Raspberry zucotto

Sophie Grigsons version of this rich, boozy, rather impressive Florentine pudding makes a specatular end to a dinner party
By Sophie Grigson
Raspberry zucotto
  • Rating:
  • Serves: 8-10
  • Prep Time: 30 minutes plus 14 hours standing time
  • Effort: medium


  • 375 g raspberries
  • 110 g caster sugar
  • 60 ml brandy
  • 60 ml maraschino, kirsch or Cointreau
  • about 750 g pan di Spagna, sponge cake, Madeira cake or pound cakes, sliced
  • 250 ml double cream
  • 200 g ricotta cheese
  • 45 g darkest chocolate, finely chopped
  • sifted icing sugar, to decorate


1. Combine the raspberries with the sugar in a bowl and set aside for a couple of hours, then drain off and discard any liquid.

2. Mix the brandy and maraschino or other liqueur, set aside 2 tablespoons of this mixture and sprinkle the remainder over the raspberries.

3. Line a pudding basin or hemispherical bowl of about 1.5 litre capacity with cling film. Cut the slices of pan di Spagna or other cake into long thin triangles and use to line the bowl, overlapping neatly and leaving no holes. Sprinkle generously with some of the reserved alcohol mixture.

4. Whisk the double cream until it holds its shape. Stir in the ricotta, then gently fold in the raspberries and chocolate.
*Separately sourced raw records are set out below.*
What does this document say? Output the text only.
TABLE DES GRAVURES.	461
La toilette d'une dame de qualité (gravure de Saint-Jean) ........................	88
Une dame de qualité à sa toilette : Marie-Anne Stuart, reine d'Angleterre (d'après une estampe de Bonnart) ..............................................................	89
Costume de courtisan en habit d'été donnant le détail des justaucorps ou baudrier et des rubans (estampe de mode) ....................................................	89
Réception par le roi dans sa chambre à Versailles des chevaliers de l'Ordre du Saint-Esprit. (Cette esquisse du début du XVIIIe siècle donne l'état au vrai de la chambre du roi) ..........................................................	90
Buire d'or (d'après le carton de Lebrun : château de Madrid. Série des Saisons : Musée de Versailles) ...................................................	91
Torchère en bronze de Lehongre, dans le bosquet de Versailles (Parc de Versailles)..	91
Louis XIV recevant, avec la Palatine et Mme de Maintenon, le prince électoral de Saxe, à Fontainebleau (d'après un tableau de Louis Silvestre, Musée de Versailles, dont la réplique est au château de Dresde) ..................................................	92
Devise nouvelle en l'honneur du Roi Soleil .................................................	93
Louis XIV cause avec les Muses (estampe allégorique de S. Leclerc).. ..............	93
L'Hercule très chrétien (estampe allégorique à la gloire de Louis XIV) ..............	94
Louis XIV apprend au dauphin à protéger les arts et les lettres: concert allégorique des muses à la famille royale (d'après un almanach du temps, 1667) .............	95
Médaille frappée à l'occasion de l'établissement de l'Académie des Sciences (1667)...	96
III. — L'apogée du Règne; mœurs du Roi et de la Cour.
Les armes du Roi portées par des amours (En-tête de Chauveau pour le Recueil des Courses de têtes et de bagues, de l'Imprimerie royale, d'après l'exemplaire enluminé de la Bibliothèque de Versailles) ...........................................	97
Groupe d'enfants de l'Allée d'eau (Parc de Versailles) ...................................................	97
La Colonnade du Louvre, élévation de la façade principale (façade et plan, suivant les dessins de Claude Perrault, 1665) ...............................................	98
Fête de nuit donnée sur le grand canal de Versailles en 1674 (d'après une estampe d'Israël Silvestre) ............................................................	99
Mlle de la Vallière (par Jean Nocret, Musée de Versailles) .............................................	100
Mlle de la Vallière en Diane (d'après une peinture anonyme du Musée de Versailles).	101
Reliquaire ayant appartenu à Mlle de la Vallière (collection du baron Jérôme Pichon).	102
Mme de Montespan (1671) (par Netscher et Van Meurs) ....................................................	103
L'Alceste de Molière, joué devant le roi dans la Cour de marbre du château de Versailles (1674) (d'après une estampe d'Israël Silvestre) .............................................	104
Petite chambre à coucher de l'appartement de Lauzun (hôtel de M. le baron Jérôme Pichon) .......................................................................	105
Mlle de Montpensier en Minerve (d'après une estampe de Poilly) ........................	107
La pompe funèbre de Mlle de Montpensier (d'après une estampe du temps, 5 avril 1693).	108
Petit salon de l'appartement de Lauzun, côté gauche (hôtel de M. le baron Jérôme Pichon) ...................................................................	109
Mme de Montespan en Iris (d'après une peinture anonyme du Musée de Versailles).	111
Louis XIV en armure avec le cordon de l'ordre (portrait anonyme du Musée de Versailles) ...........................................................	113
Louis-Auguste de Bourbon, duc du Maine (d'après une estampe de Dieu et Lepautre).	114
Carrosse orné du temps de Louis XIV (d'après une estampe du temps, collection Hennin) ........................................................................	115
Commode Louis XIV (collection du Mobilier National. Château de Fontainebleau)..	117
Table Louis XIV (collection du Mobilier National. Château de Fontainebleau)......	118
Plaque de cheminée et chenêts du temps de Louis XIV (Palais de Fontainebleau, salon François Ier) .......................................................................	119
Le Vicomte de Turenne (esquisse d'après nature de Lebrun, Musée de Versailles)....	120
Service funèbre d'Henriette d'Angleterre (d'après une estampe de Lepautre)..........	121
5. Fill the sponge-lined bowl with the raspberry cream mixture.

6. Once the bowl is filled, cover with more pieces of pan di Spagna or other cake, and sprinkle over the last of the alcohol.

7. Cover with the cling film and chill in the fridge for at least 12 hours.

8. Just before serving, take the zucotto out of the fridge, unmould and peel off the cling film. Dust with icing sugar and serve.